Kevin Tennent, a lecturer at the York School of Management, has posted something on his blog that got me thinking about the recent turn towards historical analysis by people in business and management schools.
Scholars in business schools draw on a wide variety of disciplines and paradigms in understanding how firms operate in the real world. This eclecticism is, of course, a good thing, since no single discipline can provide all the answers. However, I think that it is safe to say that until recently, business history occupied a much smaller place in the toolkit of business scholars than economics.
There has, recently, been a shift away from the largely deductive approach of the economists towards the inductive approach favoured by historians. Indeed, narrative approaches to studying organisations have been adopted by scholars in business schools. (See here).
Dr Tennent has given us an update on the business history papers presented at the recent British Academy of Management conference. Tennent and John Wilson, Professor of Strategy at the University of Liverpool Management School, have been able to revive the Business and Management History track within the BAM Conference at Aston Business School. Dr Tennent informs us that there will be a sessions devoted to business history at the next BAM Conference, which will be held in Cardiff in 2012.
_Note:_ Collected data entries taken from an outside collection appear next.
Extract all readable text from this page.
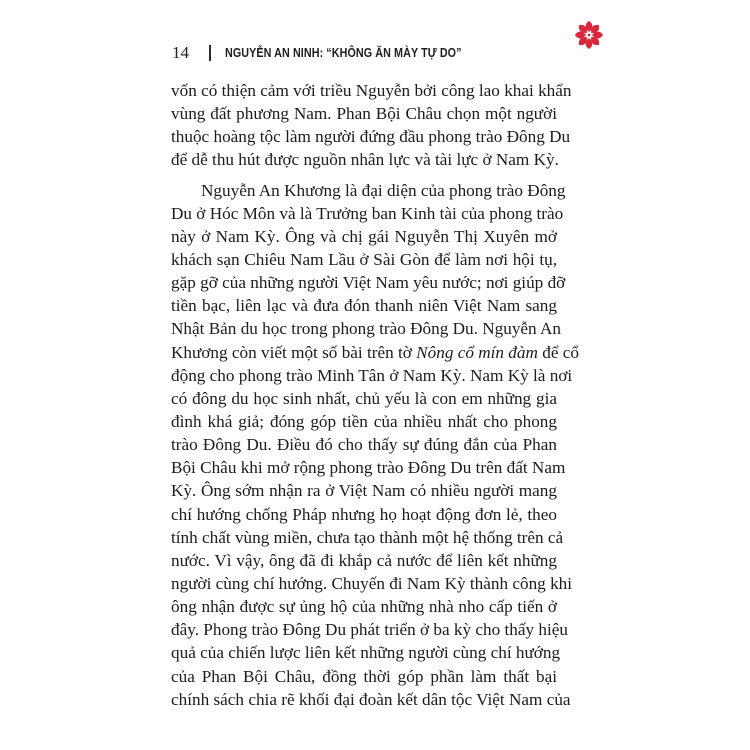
14	NGUYỄN AN NINH: “KHÔNG ĂN MÀY TỰ DO”
vốn có thiện cảm với triều Nguyễn bởi công lao khai khẩn
vùng đất phương Nam. Phan Bội Châu chọn một người
thuộc hoàng tộc làm người đứng đầu phong trào Đông Du
để dễ thu hút được nguồn nhân lực và tài lực ở Nam Kỳ.
Nguyễn An Khương là đại diện của phong trào Đông
Du ở Hóc Môn và là Trưởng ban Kinh tài của phong trào
này ở Nam Kỳ. Ông và chị gái Nguyễn Thị Xuyên mở
khách sạn Chiêu Nam Lầu ở Sài Gòn để làm nơi hội tụ,
gặp gỡ của những người Việt Nam yêu nước; nơi giúp đỡ
tiền bạc, liên lạc và đưa đón thanh niên Việt Nam sang
Nhật Bản du học trong phong trào Đông Du. Nguyễn An
Khương còn viết một số bài trên tờ Nông cổ mín đàm để cổ
động cho phong trào Minh Tân ở Nam Kỳ. Nam Kỳ là nơi
có đông du học sinh nhất, chủ yếu là con em những gia
đình khá giả; đóng góp tiền của nhiều nhất cho phong
trào Đông Du. Điều đó cho thấy sự đúng đắn của Phan
Bội Châu khi mở rộng phong trào Đông Du trên đất Nam
Kỳ. Ông sớm nhận ra ở Việt Nam có nhiều người mang
chí hướng chống Pháp nhưng họ hoạt động đơn lẻ, theo
tính chất vùng miền, chưa tạo thành một hệ thống trên cả
nước. Vì vậy, ông đã đi khắp cả nước để liên kết những
người cùng chí hướng. Chuyến đi Nam Kỳ thành công khi
ông nhận được sự ủng hộ của những nhà nho cấp tiến ở
đây. Phong trào Đông Du phát triển ở ba kỳ cho thấy hiệu
quả của chiến lược liên kết những người cùng chí hướng
của Phan Bội Châu, đồng thời góp phần làm thất bại
chính sách chia rẽ khối đại đoàn kết dân tộc Việt Nam của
The BAM conference just concluded featured a session on international retail history, organised by Professor Andrew Godley from Henley Business School at Reading. Nicholas Alexander of Lancaster University Management School made an enjoyable contribution contrasting ‘globalisation era 1’ (i.e. 1870-1929) international retailers to ‘globalisation era 2’ (1970-present) retailers. There was also a workshop on the use of archives by management scholars. This session was introduced by Dr Terry Gourvish in his guise as Chairman of the Business Archives Council, who introduced the concept of archival research and some of its advantages first.
It’s nice to see that management scholars, at least those in Britain, are turning to historical analysis. Aside from the hard work by Tennent and John Wilson in organizing these sessions, one can attribute the growing interest in business schools in the discipline with the increasingly evident problems in the discipline of economics. The serious limitations of neoclassical economics have been highlighted by the 2008 crisis.
As Roger Backhouse showed in his recent book The Puzzle of Modern Economics: Science or Ideology? the financial crisis has caused many academics to question the descriptive and predictive value of economics and the assumptions (e.g., the rational actor theory) under which mainstream economists operate.
As Professor Geoffrey Hosking noted in a recent paper on the History and Policy website,
There is a widespread feeling that the science of economics has lost its way. Its current orthodoxy is a belated child of nineteenth century Utilitarianism. It is trapped in a narrow and misleading view of human nature which regards human beings as individuals motivated by material self-interest and making rational choices with a wide range of good information normally available to them. Most economists seem to believe the aim of economic policy should be to promote growth through the medium of markets – which by nature are self-correcting, tend towards equilibrium, assess risk better than any government agency, and ensure the most efficient allocation of resources.
The current economic crisis has cast fundamental doubt on all of this. It has shown that markets do not assess risk well, do not allocate resources efficiently and, when unrestrained, tend towards the unstable disequilibrium of boom and bust. But where are we to look for more reliable guidelines? George Akerlof and Robert Shiller have accused economists of ignoring the vital input of ‘animal spirits’, a term they borrow from John Maynard Keynes. Similarly, according to the Financial Times, at a recent gathering of leading economists in Cambridge to discuss the failures of economics, ‘One of the central conclusions was that economists and market traders alike need to devote far more time to human psychology, rather than just the raw economic numbers beloved of many policy wonks.’
Indeed, the economics profession has lost the respect of much of the broader culture as a result of the 2008 GFC. Prior to 2008, books that purported to use economics to explain everything, such as Freakonomics, became best sellers. Since 2008, there has been far more scepticism about whether economics can even explain how financial markets work. In 2009, Queen Elizabeth, who was cutting a ribbon of a new building at the London School of Economics, asked a group of economists why nobody in the economics profession had seen the financial crisis coming. The failure of the economists to answer this innocent question in a satisfactory way has undermined the credibility of their discipline in the eyes of the general public and, I think, academics in the various disciplines clustered together in management schools.
It should be noted that books on business-historical topics, such as The Match King: Ivar Kreuger and the Financial Scandal of the Century: Ivan Kreuger and the Financial Scandal of the Century and This Time It’s Different have also sold well in the aftermath of the GFC. There is a real appetite for historical analysis out there.
Disciplines such as history and psychology may be able to fill the vacuums in both academic and popular discourse that economics has vacated. It remains to be seen, however, whether this trend continues.